Mons : la crise sanitaire offre un sursis au "Passenger", d'Arne Quinze

Le Passenger ne sera pas démonté en septembre.
Le Passenger ne sera pas démonté en septembre. - © Vincent Clerin

Le ciel des Montois s’assombrit. Et c’est une bonne nouvelle. Le Passenger d’Arne Quinze, cette œuvre monumentale urbaine, devait être démonté à la fin de l’été. Les travaux sont reportés. Caroline Kadziola, la directrice de la fondation Mons 2025, s’explique : "La situation ne nous permet pas d’effectuer le démontage comme nous l’avions prévu, c’est-à-dire au début du mois de septembre. Les rassemblements de public ne sont pas encore autorisés. Or on veut que ce démontage soit une fête. Cette œuvre est symbolique pour les Montois. L’envie de l’artiste, de la fondation et de la Ville est de démonter tout en relançant d’autres idées et projets artistiques."

 

Limiter l’impact sur le commerce

Une fête et un démontage, ça veut dire aussi un centre-ville bloqué. Il n’en est pas question pour la Ville de Mons. "On n’a pas gardé la date de septembre aussi pour éviter d’impacter trop les commerçants. Le mois de septembre, c’est la rentrée, la vie qui reprend.

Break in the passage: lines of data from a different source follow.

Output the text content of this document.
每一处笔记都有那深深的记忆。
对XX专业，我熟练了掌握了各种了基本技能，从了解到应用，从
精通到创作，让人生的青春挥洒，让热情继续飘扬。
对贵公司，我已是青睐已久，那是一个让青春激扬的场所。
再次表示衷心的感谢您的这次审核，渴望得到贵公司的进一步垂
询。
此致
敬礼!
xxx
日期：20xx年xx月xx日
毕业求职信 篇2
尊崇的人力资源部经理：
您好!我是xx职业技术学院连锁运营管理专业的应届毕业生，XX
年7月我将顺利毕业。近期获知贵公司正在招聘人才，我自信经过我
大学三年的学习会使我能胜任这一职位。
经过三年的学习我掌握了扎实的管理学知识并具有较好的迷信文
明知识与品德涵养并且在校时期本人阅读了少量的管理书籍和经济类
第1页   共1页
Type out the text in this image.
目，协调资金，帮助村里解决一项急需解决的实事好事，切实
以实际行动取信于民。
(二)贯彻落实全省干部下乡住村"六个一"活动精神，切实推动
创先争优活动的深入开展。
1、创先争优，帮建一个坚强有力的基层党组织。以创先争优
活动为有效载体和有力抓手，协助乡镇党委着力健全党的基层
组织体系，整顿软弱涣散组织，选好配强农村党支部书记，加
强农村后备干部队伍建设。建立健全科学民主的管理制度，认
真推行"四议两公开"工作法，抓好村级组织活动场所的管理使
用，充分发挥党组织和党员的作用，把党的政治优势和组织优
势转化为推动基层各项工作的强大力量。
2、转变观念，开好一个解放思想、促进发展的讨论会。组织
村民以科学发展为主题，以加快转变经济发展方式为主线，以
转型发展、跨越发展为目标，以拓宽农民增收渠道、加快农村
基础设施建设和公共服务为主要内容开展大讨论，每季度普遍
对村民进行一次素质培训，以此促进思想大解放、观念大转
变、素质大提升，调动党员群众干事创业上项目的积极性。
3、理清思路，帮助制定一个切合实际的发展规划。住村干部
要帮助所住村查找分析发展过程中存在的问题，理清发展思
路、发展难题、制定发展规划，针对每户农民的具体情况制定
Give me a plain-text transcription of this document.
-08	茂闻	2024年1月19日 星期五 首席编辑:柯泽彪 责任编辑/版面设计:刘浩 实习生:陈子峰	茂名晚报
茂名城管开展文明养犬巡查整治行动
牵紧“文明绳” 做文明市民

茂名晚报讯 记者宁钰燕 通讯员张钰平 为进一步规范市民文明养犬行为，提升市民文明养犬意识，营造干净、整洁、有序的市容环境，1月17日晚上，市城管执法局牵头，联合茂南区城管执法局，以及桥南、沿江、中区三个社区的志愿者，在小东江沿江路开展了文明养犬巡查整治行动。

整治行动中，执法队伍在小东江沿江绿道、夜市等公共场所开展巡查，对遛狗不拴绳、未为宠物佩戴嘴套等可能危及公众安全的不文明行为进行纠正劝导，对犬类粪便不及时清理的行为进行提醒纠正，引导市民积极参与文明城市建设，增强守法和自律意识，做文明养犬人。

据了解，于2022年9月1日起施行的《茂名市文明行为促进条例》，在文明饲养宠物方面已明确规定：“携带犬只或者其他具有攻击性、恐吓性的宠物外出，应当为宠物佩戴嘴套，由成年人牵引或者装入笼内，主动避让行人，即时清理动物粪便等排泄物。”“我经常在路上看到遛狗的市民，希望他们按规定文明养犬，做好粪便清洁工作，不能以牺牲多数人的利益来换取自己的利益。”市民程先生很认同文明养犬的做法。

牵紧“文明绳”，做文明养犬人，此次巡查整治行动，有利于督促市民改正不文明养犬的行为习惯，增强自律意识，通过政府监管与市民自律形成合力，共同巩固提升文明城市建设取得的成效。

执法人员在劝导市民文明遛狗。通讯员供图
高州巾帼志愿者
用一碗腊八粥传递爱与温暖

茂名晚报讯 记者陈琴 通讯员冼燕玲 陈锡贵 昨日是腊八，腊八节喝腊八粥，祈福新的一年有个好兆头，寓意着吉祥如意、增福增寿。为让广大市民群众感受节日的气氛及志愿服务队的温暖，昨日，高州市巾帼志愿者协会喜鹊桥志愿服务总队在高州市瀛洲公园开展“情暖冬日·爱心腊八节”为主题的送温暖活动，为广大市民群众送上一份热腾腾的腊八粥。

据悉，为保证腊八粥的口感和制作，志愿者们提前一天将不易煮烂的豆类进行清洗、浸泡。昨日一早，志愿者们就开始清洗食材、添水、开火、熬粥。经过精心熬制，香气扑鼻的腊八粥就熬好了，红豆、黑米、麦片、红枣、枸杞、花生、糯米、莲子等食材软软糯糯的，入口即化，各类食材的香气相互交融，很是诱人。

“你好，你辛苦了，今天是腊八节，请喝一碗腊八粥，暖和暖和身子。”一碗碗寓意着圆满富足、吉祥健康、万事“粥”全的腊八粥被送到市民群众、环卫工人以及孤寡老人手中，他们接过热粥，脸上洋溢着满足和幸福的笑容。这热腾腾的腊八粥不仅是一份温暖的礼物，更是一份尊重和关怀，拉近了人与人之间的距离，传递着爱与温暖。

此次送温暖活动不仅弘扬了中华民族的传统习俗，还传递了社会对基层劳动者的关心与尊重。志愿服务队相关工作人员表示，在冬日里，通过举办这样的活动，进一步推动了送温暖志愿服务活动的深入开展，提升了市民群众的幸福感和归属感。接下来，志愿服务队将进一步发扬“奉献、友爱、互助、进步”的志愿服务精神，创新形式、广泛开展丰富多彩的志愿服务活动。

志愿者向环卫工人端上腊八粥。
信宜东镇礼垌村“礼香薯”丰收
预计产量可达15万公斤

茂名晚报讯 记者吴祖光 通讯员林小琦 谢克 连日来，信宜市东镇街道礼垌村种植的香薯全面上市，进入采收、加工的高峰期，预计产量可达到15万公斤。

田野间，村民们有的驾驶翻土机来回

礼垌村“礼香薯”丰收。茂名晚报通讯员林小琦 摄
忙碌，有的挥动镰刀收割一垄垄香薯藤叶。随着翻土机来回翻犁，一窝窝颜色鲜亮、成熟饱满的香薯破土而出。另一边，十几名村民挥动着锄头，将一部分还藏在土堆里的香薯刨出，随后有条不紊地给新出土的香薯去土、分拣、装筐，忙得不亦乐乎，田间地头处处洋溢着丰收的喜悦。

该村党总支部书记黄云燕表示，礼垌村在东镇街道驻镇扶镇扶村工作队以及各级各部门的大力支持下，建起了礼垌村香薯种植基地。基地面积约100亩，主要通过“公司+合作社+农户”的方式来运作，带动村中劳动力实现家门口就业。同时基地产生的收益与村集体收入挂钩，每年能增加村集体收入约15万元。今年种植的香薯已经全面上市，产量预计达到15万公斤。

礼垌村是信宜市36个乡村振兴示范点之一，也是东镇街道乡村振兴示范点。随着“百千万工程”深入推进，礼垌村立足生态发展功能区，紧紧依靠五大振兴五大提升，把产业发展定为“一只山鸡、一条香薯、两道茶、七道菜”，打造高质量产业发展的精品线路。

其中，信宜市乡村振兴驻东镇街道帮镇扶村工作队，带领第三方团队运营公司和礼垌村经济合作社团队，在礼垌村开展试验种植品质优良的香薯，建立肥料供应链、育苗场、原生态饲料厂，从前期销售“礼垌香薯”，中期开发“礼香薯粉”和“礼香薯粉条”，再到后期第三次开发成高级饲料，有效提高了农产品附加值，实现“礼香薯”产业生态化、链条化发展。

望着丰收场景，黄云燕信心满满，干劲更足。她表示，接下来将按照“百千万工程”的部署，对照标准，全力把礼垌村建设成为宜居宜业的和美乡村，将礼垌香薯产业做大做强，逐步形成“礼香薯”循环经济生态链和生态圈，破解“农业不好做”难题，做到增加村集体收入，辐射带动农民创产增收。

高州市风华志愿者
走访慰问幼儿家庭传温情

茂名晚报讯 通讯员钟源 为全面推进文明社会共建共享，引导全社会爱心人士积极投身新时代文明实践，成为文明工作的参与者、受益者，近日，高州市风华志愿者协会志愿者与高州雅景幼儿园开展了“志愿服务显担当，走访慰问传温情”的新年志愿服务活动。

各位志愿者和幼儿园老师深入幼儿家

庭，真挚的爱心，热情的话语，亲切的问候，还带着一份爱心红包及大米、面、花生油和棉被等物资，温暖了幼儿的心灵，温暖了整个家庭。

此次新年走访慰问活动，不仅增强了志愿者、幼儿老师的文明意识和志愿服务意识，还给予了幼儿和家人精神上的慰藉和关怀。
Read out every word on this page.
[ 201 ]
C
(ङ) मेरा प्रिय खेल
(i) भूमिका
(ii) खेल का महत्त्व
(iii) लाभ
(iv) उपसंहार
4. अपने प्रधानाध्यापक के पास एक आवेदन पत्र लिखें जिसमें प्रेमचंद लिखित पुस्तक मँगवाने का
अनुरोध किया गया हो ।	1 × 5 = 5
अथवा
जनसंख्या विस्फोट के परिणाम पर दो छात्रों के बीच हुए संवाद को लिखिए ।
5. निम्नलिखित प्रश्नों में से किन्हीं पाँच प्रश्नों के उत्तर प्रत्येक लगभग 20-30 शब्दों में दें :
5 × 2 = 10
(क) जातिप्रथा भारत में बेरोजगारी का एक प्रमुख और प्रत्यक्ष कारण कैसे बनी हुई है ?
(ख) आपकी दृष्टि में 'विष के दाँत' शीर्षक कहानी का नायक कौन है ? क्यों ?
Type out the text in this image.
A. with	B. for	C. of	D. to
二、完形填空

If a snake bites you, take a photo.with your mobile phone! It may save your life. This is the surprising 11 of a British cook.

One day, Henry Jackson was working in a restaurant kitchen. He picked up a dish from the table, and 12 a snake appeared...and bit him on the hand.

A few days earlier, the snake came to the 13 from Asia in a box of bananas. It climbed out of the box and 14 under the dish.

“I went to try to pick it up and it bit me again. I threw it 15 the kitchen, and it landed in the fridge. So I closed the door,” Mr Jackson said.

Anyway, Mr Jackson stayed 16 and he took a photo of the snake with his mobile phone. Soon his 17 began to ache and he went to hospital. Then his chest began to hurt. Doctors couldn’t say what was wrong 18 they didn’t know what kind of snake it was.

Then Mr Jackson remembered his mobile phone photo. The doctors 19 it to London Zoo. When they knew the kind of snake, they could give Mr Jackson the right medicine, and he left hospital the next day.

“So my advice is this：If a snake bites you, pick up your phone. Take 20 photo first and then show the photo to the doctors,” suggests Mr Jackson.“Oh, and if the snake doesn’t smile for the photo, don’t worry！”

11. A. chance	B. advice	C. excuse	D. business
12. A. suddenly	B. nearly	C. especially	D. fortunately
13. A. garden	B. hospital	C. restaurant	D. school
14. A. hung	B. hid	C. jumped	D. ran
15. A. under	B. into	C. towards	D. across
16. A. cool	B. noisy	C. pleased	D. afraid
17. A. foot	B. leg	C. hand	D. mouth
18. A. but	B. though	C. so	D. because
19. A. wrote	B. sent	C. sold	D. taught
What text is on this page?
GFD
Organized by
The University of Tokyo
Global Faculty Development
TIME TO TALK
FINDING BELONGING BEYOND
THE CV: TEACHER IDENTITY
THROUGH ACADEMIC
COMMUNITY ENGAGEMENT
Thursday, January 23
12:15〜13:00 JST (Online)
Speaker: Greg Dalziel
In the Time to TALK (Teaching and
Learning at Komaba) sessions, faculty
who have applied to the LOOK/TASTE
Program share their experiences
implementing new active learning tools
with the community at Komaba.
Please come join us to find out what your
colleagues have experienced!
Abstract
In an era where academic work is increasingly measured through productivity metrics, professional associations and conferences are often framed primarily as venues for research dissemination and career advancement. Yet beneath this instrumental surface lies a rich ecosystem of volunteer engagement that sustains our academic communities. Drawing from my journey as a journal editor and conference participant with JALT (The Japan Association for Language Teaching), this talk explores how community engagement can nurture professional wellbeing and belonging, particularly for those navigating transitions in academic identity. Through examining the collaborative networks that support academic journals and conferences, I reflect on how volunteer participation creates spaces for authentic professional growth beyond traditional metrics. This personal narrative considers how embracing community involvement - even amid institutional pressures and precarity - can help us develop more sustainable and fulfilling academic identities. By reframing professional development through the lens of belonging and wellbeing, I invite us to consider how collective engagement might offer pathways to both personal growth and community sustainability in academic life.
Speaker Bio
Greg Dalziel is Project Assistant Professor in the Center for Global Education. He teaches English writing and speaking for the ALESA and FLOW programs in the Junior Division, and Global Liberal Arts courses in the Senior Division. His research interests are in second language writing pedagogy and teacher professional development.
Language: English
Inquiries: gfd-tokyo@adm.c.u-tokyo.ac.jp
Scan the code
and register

Si on bloque le centre-ville, ça n’aurait pas été une bonne chose pour les commerçants."

 

Vérifications techniques

Il est impossible pour la Ville de Mons de déjà communiquer une date de démontage. "C’est trop tôt pour le dire", confirme Caroline Kadziola. "On ne veut pas annoncer une date sans savoir évidemment quand on pourra à nouveau tous se rassembler. Mais aussi parce qu’on a des vérifications techniques encore à faire. Il ne s’agit pas seulement de trouver une date qui convienne à tout le monde. On doit aussi s’assurer qu’on ne prend aucun risque sur le plan de la sécurité. Une société vient d’ailleurs vérifier l’œuvre régulièrement."
Le Passenger, c’est un 
assemblage de milliers de planches, en arche au-dessus de la Rue de Nimy. Il accompagne la vie des Montois depuis 2014. Son existence est prolongée. Mais ce n’est qu’un sursis. Le démontage pourrait avoir lieu dans 6 mois.